Create a Google+ profile: Never heard of Google+? You’re not alone. It’s a highly underused platform, and its death has been predicted countless times in the last five years. Yet, it’s still here. This is a good thing because it’s a Google product and Google connects many dots to build online profiles. You might as well make it easy for the Google universe to know who you are. Add links to your website and other digital properties and profiles. Share your LinkedIn content here too.

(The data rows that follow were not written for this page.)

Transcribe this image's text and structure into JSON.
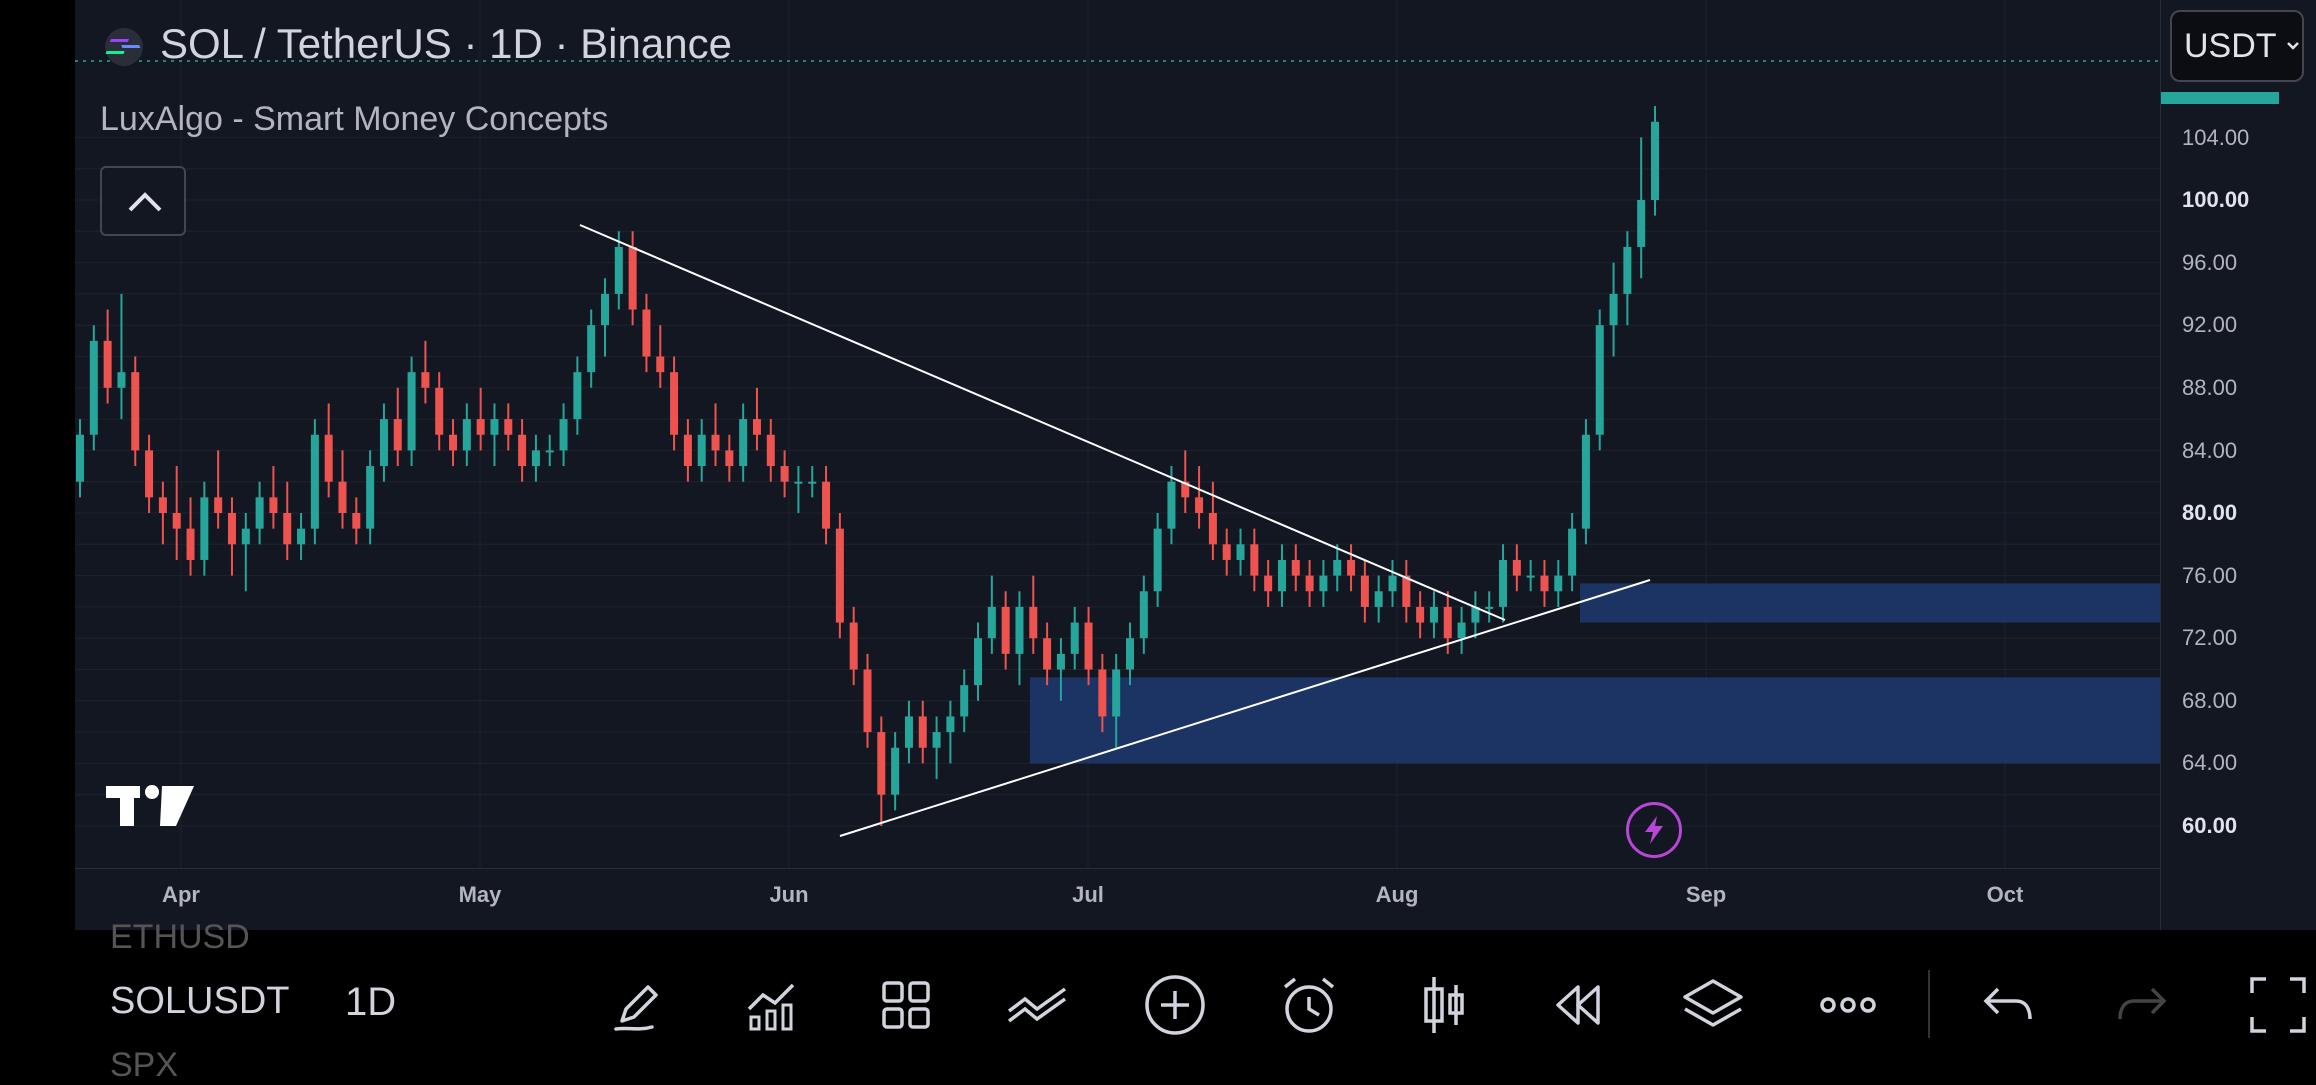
{
  "header": {
    "symbol_title": "SOL / TetherUS · 1D · Binance",
    "indicator_label": "LuxAlgo - Smart Money Concepts",
    "currency_selector": "USDT",
    "currency_chevron_icon": "chevron-down-icon"
  },
  "price_axis": {
    "ticks": [
      "104.00",
      "100.00",
      "96.00",
      "92.00",
      "88.00",
      "84.00",
      "80.00",
      "76.00",
      "72.00",
      "68.00",
      "64.00",
      "60.00"
    ],
    "bold_ticks": [
      "100.00",
      "80.00",
      "60.00"
    ]
  },
  "time_axis": {
    "labels": [
      "Apr",
      "May",
      "Jun",
      "Jul",
      "Aug",
      "Sep",
      "Oct"
    ]
  },
  "colors": {
    "background": "#131722",
    "up_candle": "#26a69a",
    "down_candle": "#ef5350",
    "order_block": "#1e3a6e",
    "trendline": "#ffffff",
    "accent_purple": "#b846d6"
  },
  "chart_data": {
    "type": "candlestick",
    "title": "SOL / TetherUS · 1D · Binance",
    "ylim": [
      58,
      108
    ],
    "x_labels": [
      "Apr",
      "May",
      "Jun",
      "Jul",
      "Aug",
      "Sep",
      "Oct"
    ],
    "candles": [
      [
        82,
        86,
        81,
        85
      ],
      [
        85,
        92,
        84,
        91
      ],
      [
        91,
        93,
        87,
        88
      ],
      [
        88,
        94,
        86,
        89
      ],
      [
        89,
        90,
        83,
        84
      ],
      [
        84,
        85,
        80,
        81
      ],
      [
        81,
        82,
        78,
        80
      ],
      [
        80,
        83,
        77,
        79
      ],
      [
        79,
        81,
        76,
        77
      ],
      [
        77,
        82,
        76,
        81
      ],
      [
        81,
        84,
        79,
        80
      ],
      [
        80,
        81,
        76,
        78
      ],
      [
        78,
        80,
        75,
        79
      ],
      [
        79,
        82,
        78,
        81
      ],
      [
        81,
        83,
        79,
        80
      ],
      [
        80,
        82,
        77,
        78
      ],
      [
        78,
        80,
        77,
        79
      ],
      [
        79,
        86,
        78,
        85
      ],
      [
        85,
        87,
        81,
        82
      ],
      [
        82,
        84,
        79,
        80
      ],
      [
        80,
        81,
        78,
        79
      ],
      [
        79,
        84,
        78,
        83
      ],
      [
        83,
        87,
        82,
        86
      ],
      [
        86,
        88,
        83,
        84
      ],
      [
        84,
        90,
        83,
        89
      ],
      [
        89,
        91,
        87,
        88
      ],
      [
        88,
        89,
        84,
        85
      ],
      [
        85,
        86,
        83,
        84
      ],
      [
        84,
        87,
        83,
        86
      ],
      [
        86,
        88,
        84,
        85
      ],
      [
        85,
        87,
        83,
        86
      ],
      [
        86,
        87,
        84,
        85
      ],
      [
        85,
        86,
        82,
        83
      ],
      [
        83,
        85,
        82,
        84
      ],
      [
        84,
        85,
        83,
        84
      ],
      [
        84,
        87,
        83,
        86
      ],
      [
        86,
        90,
        85,
        89
      ],
      [
        89,
        93,
        88,
        92
      ],
      [
        92,
        95,
        90,
        94
      ],
      [
        94,
        98,
        93,
        97
      ],
      [
        97,
        98,
        92,
        93
      ],
      [
        93,
        94,
        89,
        90
      ],
      [
        90,
        92,
        88,
        89
      ],
      [
        89,
        90,
        84,
        85
      ],
      [
        85,
        86,
        82,
        83
      ],
      [
        83,
        86,
        82,
        85
      ],
      [
        85,
        87,
        83,
        84
      ],
      [
        84,
        85,
        82,
        83
      ],
      [
        83,
        87,
        82,
        86
      ],
      [
        86,
        88,
        84,
        85
      ],
      [
        85,
        86,
        82,
        83
      ],
      [
        83,
        84,
        81,
        82
      ],
      [
        82,
        83,
        80,
        82
      ],
      [
        82,
        83,
        81,
        82
      ],
      [
        82,
        83,
        78,
        79
      ],
      [
        79,
        80,
        72,
        73
      ],
      [
        73,
        74,
        69,
        70
      ],
      [
        70,
        71,
        65,
        66
      ],
      [
        66,
        67,
        60,
        62
      ],
      [
        62,
        66,
        61,
        65
      ],
      [
        65,
        68,
        64,
        67
      ],
      [
        67,
        68,
        64,
        65
      ],
      [
        65,
        67,
        63,
        66
      ],
      [
        66,
        68,
        64,
        67
      ],
      [
        67,
        70,
        66,
        69
      ],
      [
        69,
        73,
        68,
        72
      ],
      [
        72,
        76,
        71,
        74
      ],
      [
        74,
        75,
        70,
        71
      ],
      [
        71,
        75,
        69,
        74
      ],
      [
        74,
        76,
        71,
        72
      ],
      [
        72,
        73,
        69,
        70
      ],
      [
        70,
        72,
        68,
        71
      ],
      [
        71,
        74,
        70,
        73
      ],
      [
        73,
        74,
        69,
        70
      ],
      [
        70,
        71,
        66,
        67
      ],
      [
        67,
        71,
        65,
        70
      ],
      [
        70,
        73,
        69,
        72
      ],
      [
        72,
        76,
        71,
        75
      ],
      [
        75,
        80,
        74,
        79
      ],
      [
        79,
        83,
        78,
        82
      ],
      [
        82,
        84,
        80,
        81
      ],
      [
        81,
        83,
        79,
        80
      ],
      [
        80,
        82,
        77,
        78
      ],
      [
        78,
        79,
        76,
        77
      ],
      [
        77,
        79,
        76,
        78
      ],
      [
        78,
        79,
        75,
        76
      ],
      [
        76,
        77,
        74,
        75
      ],
      [
        75,
        78,
        74,
        77
      ],
      [
        77,
        78,
        75,
        76
      ],
      [
        76,
        77,
        74,
        75
      ],
      [
        75,
        77,
        74,
        76
      ],
      [
        76,
        78,
        75,
        77
      ],
      [
        77,
        78,
        75,
        76
      ],
      [
        76,
        77,
        73,
        74
      ],
      [
        74,
        76,
        73,
        75
      ],
      [
        75,
        77,
        74,
        76
      ],
      [
        76,
        77,
        73,
        74
      ],
      [
        74,
        75,
        72,
        73
      ],
      [
        73,
        75,
        72,
        74
      ],
      [
        74,
        75,
        71,
        72
      ],
      [
        72,
        74,
        71,
        73
      ],
      [
        73,
        75,
        72,
        74
      ],
      [
        74,
        75,
        73,
        74
      ],
      [
        74,
        78,
        73,
        77
      ],
      [
        77,
        78,
        75,
        76
      ],
      [
        76,
        77,
        75,
        76
      ],
      [
        76,
        77,
        74,
        75
      ],
      [
        75,
        77,
        74,
        76
      ],
      [
        76,
        80,
        75,
        79
      ],
      [
        79,
        86,
        78,
        85
      ],
      [
        85,
        93,
        84,
        92
      ],
      [
        92,
        96,
        90,
        94
      ],
      [
        94,
        98,
        92,
        97
      ],
      [
        97,
        104,
        95,
        100
      ],
      [
        100,
        106,
        99,
        105
      ]
    ]
  }
}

Clean-up your Facebook profile. Now would be a good time to do a thorough review of your previous status updates. Unless you’re a ninja with Facebook’s privacy settings, assume that everything you’ve ever published on Facebook is there for the whole world to see. Triage accordingly and delete questionable content.

Set-up an About.me profile. About.me has a high domain authority, which means that search engines give it high rankings in search results. It costs nothing to set up an account and it gives you another platform to promote yourself.

Provide value on Quora. If you haven’t heard of Quora, it’s a question and answer website. Create an account, fill out your profile and search for questions in your industry. Then, go answer them. Even if 10 people have already answered the question, don’t let that stop you. Your job is to write an epic, thoughtful response that demonstrates your knowledge.

Share your amazing website content across all your social media platforms. Doing so gives you an opportunity to engage other key influencers. If you’re going to invest time and effort into producing good content, you want it to get as much mileage as possible. The only person who can get you the mileage you need is you (or someone you’ve designated to do this work for you).

What can I do in the future?

  • Now that you’ve taken all the steps I’ve outlined above, don’t take your foot off the pedal. The moment you stop maintaining your online profile is the moment you tell Google that other content is more relevant. Remember, search engines value fresh content.
  • Don’t forget about the second most popular search engine: YouTube. Much like you should use SlideShare to show off your expertise and add value in your industry, you might want to consider doing the same on YouTube. YouTube videos also rank well in search results (surprise, surprise, Google owns YouTube).
  • Consider writing a Wikipedia article. As you’ve probably seen countless times, Wikipedia content always ranks high in search results. Of course, not every person qualifies for his or her own Wikipedia article. You need to be what Wikipedia deems ‘worthy of notice.’ This means the information must be verifiable via third-party sources. The subject of the article (you), needs to have received significant coverage in reliable sources that are independent. In other words, your own website or social media profiles don’t count as third-party validation. This too is where a solid media relations plan can make a world of a difference; there’s a lot of science (and some art) to writing an article that will pass Wikipedia’s test. If you want to take that route, I highly recommend you consult professionals.
  • Write for other websites. The more links you can drive to your own website, the better your chances of boosting its rank. This has the added benefit of helping you drive content from other web properties higher in search results for your keyword.
  • Write a book. I know, this probably sounds like an impossible idea, but writing and publishing a book can do wonders for your online reputation. With it comes earned media, which boosts your search profile and positions you as an expert or authority in your field.

This is a lot of work, how can I do all of this without going crazy?

Dealing with a crisis, especially when it’s personal, is incredibly tough. You spend a lifetime building your reputation, and it can be compromised with just one negative search result. It’s vicious and unfair. The good news is that there are professionals who can help with all of this. If it gets to that point, having people in your corner can make all the difference.